Conclusion: trust issues
This leads to my final conclusion of sorts here of this very long post (sorry if you feel it's too much but I wanted to get all this out and I'm still being rather concise. See the CF community discussion for more detail). CF, being in the position they are as a sanctioned MitM "reverse proxy", will have access to all traffic flowing through palemoon.org hosts that have CF enabled (including https). CF also has full control over our DNS zones which is pivotal to being reachable on the web, as well as the key cornerstone for many security measures like CAA, SPF, DKIM, and our e-mail for the domain. Thankfully I've been smart enough to not also use them as my registrar or CA for my SSL certificates.
That is a position that requires a massive amount of trust in CF that they are doing everything above board. A position where they can effectively make or break the project if they decided to.

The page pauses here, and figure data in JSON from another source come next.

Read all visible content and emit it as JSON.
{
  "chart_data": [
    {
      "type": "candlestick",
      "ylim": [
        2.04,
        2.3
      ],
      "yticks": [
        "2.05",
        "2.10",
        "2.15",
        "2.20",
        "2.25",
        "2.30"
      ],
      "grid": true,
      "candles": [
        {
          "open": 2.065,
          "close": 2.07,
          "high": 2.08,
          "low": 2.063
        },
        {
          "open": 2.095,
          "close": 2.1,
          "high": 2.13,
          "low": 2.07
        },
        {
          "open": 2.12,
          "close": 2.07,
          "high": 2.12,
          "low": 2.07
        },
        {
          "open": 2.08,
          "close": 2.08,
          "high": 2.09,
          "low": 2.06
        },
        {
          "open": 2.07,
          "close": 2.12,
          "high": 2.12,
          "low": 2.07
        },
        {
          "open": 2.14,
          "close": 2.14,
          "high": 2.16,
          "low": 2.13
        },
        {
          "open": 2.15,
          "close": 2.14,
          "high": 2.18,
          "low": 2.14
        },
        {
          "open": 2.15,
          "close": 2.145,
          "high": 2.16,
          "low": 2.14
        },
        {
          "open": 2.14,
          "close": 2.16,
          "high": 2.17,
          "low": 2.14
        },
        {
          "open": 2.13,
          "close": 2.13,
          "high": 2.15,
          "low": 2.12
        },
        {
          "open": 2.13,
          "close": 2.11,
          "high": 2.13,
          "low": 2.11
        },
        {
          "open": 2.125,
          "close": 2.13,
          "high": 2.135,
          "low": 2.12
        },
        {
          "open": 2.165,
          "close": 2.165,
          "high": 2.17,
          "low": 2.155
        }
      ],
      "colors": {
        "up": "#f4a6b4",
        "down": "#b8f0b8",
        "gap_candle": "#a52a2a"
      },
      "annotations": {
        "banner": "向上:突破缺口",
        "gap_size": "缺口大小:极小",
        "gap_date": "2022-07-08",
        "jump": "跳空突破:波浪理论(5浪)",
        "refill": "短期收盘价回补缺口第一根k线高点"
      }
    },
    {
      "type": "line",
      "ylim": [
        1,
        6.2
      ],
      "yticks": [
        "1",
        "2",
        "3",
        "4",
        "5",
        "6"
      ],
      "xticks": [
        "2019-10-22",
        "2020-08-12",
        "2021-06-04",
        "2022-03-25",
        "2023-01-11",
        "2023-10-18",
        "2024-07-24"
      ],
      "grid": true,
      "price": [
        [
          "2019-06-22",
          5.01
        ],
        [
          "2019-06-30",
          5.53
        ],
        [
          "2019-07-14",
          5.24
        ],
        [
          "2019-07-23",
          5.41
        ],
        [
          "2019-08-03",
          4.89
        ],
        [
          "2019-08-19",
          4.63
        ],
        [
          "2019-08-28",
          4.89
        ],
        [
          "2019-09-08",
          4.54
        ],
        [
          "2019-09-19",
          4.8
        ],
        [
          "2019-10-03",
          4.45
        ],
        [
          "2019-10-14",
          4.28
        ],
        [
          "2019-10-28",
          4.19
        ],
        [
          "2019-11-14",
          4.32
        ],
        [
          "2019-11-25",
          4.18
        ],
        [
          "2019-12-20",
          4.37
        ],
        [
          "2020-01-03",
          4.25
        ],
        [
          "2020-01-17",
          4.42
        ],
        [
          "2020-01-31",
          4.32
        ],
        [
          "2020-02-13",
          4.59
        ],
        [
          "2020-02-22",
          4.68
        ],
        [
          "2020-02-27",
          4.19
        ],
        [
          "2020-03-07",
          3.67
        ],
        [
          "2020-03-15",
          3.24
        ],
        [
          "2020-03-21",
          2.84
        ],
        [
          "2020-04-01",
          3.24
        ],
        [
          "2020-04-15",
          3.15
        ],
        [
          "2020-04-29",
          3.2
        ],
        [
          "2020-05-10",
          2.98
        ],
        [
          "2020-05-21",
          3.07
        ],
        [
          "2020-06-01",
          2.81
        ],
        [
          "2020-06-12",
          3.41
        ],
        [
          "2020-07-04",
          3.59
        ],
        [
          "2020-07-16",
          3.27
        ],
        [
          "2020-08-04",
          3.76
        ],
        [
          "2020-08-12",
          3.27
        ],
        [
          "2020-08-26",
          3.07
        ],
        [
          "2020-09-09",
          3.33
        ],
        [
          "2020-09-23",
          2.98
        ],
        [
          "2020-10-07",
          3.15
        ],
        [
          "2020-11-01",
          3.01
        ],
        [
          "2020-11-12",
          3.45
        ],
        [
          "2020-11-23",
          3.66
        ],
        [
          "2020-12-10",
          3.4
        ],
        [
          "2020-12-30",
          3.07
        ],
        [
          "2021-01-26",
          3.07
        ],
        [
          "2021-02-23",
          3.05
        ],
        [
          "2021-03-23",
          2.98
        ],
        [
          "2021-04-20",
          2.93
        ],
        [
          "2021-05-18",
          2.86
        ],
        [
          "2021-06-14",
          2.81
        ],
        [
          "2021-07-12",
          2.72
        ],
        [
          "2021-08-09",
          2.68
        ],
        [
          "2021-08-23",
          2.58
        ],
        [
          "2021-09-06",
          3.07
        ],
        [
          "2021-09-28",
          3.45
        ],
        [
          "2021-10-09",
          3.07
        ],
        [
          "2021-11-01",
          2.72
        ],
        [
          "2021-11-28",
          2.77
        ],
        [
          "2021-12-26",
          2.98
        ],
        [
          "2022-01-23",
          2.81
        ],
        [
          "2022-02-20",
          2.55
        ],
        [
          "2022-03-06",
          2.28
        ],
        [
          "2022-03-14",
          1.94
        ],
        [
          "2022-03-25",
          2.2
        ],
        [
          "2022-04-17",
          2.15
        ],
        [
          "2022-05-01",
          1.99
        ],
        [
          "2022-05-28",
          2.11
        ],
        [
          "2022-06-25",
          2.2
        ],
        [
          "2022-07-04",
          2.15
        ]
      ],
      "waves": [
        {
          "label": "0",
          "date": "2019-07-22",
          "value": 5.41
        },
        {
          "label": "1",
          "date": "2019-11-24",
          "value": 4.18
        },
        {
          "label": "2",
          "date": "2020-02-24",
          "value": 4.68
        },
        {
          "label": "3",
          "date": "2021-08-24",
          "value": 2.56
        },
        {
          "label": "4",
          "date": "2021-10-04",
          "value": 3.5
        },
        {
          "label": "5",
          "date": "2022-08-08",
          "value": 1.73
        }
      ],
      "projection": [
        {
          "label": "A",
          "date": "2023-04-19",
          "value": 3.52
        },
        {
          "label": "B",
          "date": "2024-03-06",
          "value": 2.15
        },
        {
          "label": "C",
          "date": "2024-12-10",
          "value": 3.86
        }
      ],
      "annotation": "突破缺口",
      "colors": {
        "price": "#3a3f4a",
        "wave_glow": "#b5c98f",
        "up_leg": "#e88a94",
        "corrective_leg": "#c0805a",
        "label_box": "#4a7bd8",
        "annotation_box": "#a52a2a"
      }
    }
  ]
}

That level of trust requires that no secrets are kept. It requires a lot of transparency from them that they are clearly unwilling to provide any longer (CF used to be extremely transparent in their operations, but clearly that is no longer the case).
As a result, I no longer feel confident that CF can be trusted with control over the project's web presence (or any of my owned domains, for that matter), and we're leaving them.
While some people dislike CF for various (socio-)political reasons, as you can see this had nothing to do with my decision here. It's a simple matter of being treated poorly and eroding my trust to the point where I simply cannot justify continuing to use them in such an essential and pivotal position to the project.
Yes, this will likely result in less performance (e.g. when downloading a new release update). So be it.
CF has refused to consider our request to enable Brotli over http despite overwhelming (and undisputed) evidence it should be perfectly safe and beneficial for everyone on the Internet as a whole to do so. What's more, the way this was handled displayed severe lack of objective insight and clear favouritism for private agendas over technological advancement.
The end result was a loss of trust for a company that requires full trust from their clients due to the nature of the services they provide, and we'll stop using them.